Andy stood through the demonstration, a skeptical Little John look messing up the angle of her perfect frown.

“That’s not how you grab a pool cue.”

She grabbed hers properly, point forward, and Gamma wasn’t able to block before she jabbed his sternum, pushing him off his stance. A side hit to the temple put him on the ground.

Beta and Delta were ready for battle again when she jammed the cue in one of the table pockets and snapped it in two. She took the resulting clubs and went on to do her own exhibition of audacious stick-wielding.

Delta stayed put, clearly impressed at this point. Beta took avail of his position behind her to whip out a jackknife and charge.

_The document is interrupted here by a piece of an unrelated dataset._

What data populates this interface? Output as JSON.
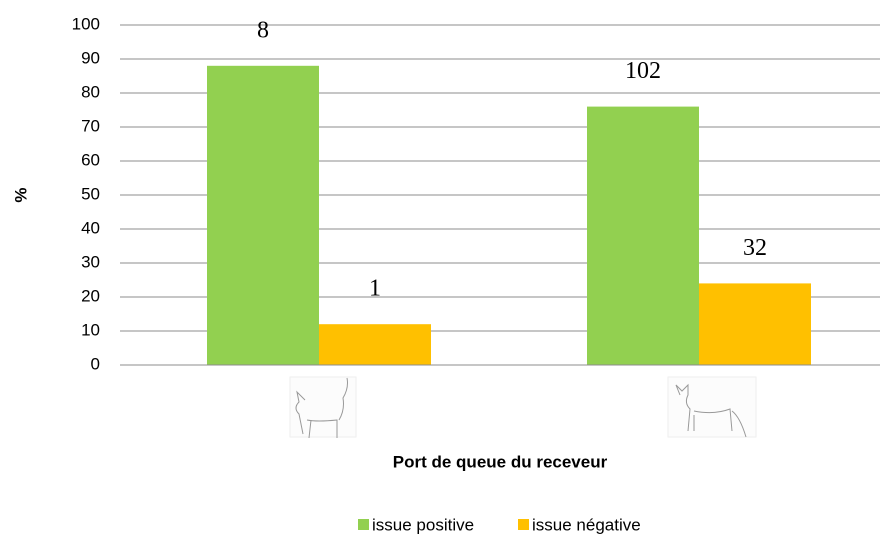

Sadly his warcry, inspired by the Hong Kong movie overtones the fight was taking, betrayed his strategic advantage.

Andy spun on one foot: right club straight to hit the blade-carrying arm, left club to the inside of his elbow, right to the torso, left to the temple, right to the face of Delta joining in from behind, left heel to Beta’s shin, right to Delta’s crotch, and simultaneous strikes with both clubs on two different heads, in time to face the enraged Alpha charging like a mad buffalo and throw both clubs away and at last fling up her left foot.

The music stopped. And conversations ceased. Among dogs. In a two-mile radius. Their ears pricked up at the piercing ultrasonic howl coming from a small bar far away.

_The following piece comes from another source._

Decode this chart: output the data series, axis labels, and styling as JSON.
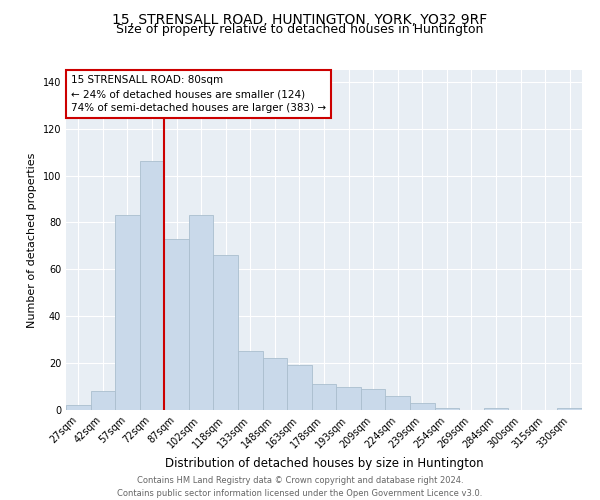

Alpha dropped to his knees, then to all fours, finally down into the fetal position, his hands cordoning off the devastated area.

“Andy?”

Andy turned on her feet, fists raised, and that’s how Kerri saw her for the first time in five years.

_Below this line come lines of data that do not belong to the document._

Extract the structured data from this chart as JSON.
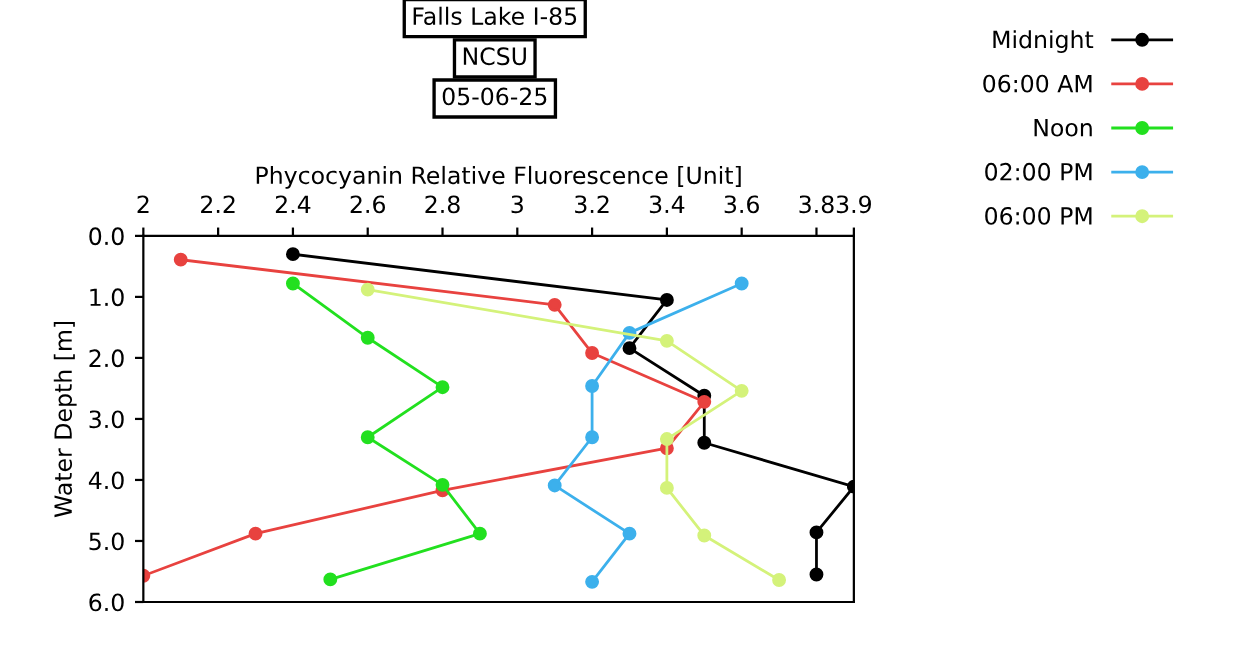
{
  "chart_data": {
    "type": "line",
    "title": "Falls Lake I-85",
    "subtitle": "NCSU",
    "annotations": [
      "05-06-25"
    ],
    "xlabel": "Phycocyanin Relative Fluorescence [Unit]",
    "ylabel": "Water Depth [m]",
    "xlim": [
      2,
      3.9
    ],
    "xticks": [
      2,
      2.2,
      2.4,
      2.6,
      2.8,
      3,
      3.2,
      3.4,
      3.6,
      3.8,
      3.9
    ],
    "ylim": [
      6,
      0
    ],
    "yticks": [
      {
        "value": 0,
        "label": "0.0"
      },
      {
        "value": 1,
        "label": "1.0"
      },
      {
        "value": 2,
        "label": "2.0"
      },
      {
        "value": 3,
        "label": "3.0"
      },
      {
        "value": 4,
        "label": "4.0"
      },
      {
        "value": 5,
        "label": "5.0"
      },
      {
        "value": 6,
        "label": "6.0"
      }
    ],
    "grid": false,
    "legend": "right",
    "marker": "circle",
    "line_style": "solid",
    "series": [
      {
        "name": "Midnight",
        "color": "#000000",
        "x": [
          2.4,
          3.4,
          3.3,
          3.5,
          3.5,
          3.9,
          3.8,
          3.8
        ],
        "values": [
          0.3,
          1.05,
          1.84,
          2.62,
          3.39,
          4.11,
          4.86,
          5.55
        ]
      },
      {
        "name": "06:00 AM",
        "color": "#e8423f",
        "x": [
          2.1,
          3.1,
          3.2,
          3.5,
          3.4,
          2.8,
          2.3,
          2.0
        ],
        "values": [
          0.39,
          1.13,
          1.92,
          2.72,
          3.48,
          4.17,
          4.88,
          5.57
        ]
      },
      {
        "name": "Noon",
        "color": "#22e01f",
        "x": [
          2.4,
          2.6,
          2.8,
          2.6,
          2.8,
          2.9,
          2.5
        ],
        "values": [
          0.78,
          1.67,
          2.48,
          3.3,
          4.08,
          4.88,
          5.63
        ]
      },
      {
        "name": "02:00 PM",
        "color": "#3cb0ec",
        "x": [
          3.6,
          3.3,
          3.2,
          3.2,
          3.1,
          3.3,
          3.2
        ],
        "values": [
          0.78,
          1.59,
          2.46,
          3.3,
          4.09,
          4.88,
          5.67
        ]
      },
      {
        "name": "06:00 PM",
        "color": "#d4f27a",
        "x": [
          2.6,
          3.4,
          3.6,
          3.4,
          3.4,
          3.5,
          3.7
        ],
        "values": [
          0.88,
          1.72,
          2.54,
          3.33,
          4.13,
          4.91,
          5.64
        ]
      }
    ]
  }
}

That wasn’t the plan. Andy swiftly blew the bang of hair off her face and smoothed her top. “Hey.”

Kerri came hopping over the counter to hug her, ignoring the nondescript mustached blur of a bartender (and possible employer) offering his unsolicited opinion about the whole mess.

The last thing Andy ever remembered from that scene was being smothered in happy, cheering orange hair, pouring over her own shoulders like streaming confetti, mind overwhelmed by the mob of excited questions, taut muscles caught in the unexpected embrace. And the red cells inside her body, still drunk with adrenaline, gazed up in awe, dented shields and blood-dripping axes in their little hands, wondering where in the world did all this peace come from.

Then there was some heated dialogue between Kerri and the nondescript bartender, among threats to call the cops and the whimpering of neutered thugs crawling on the floor, and Andy later recalled hearing Kerri say “fuck this job” somewhere in the background and yank off her apron and throw it at her ex-boss’s blurry face, but all those bits were blurry themselves.



Next time she checked her surroundings, they were in another, louder bar having shots and peanuts, and Kerri wore a black-sleeved raglan shirt and smiled the loudest girl-smile ever.

“God, you were awesome!” she said. “I’ve been playing out violent scenarios with Jesse in my mind for months, and you just improvised that? It was so much better than anything I’d come up with!” She finished off a drink, then her grin narrowed into a proud smirk. “Girl, you’ve grown to your full potential. You’re everything I wanted to be.”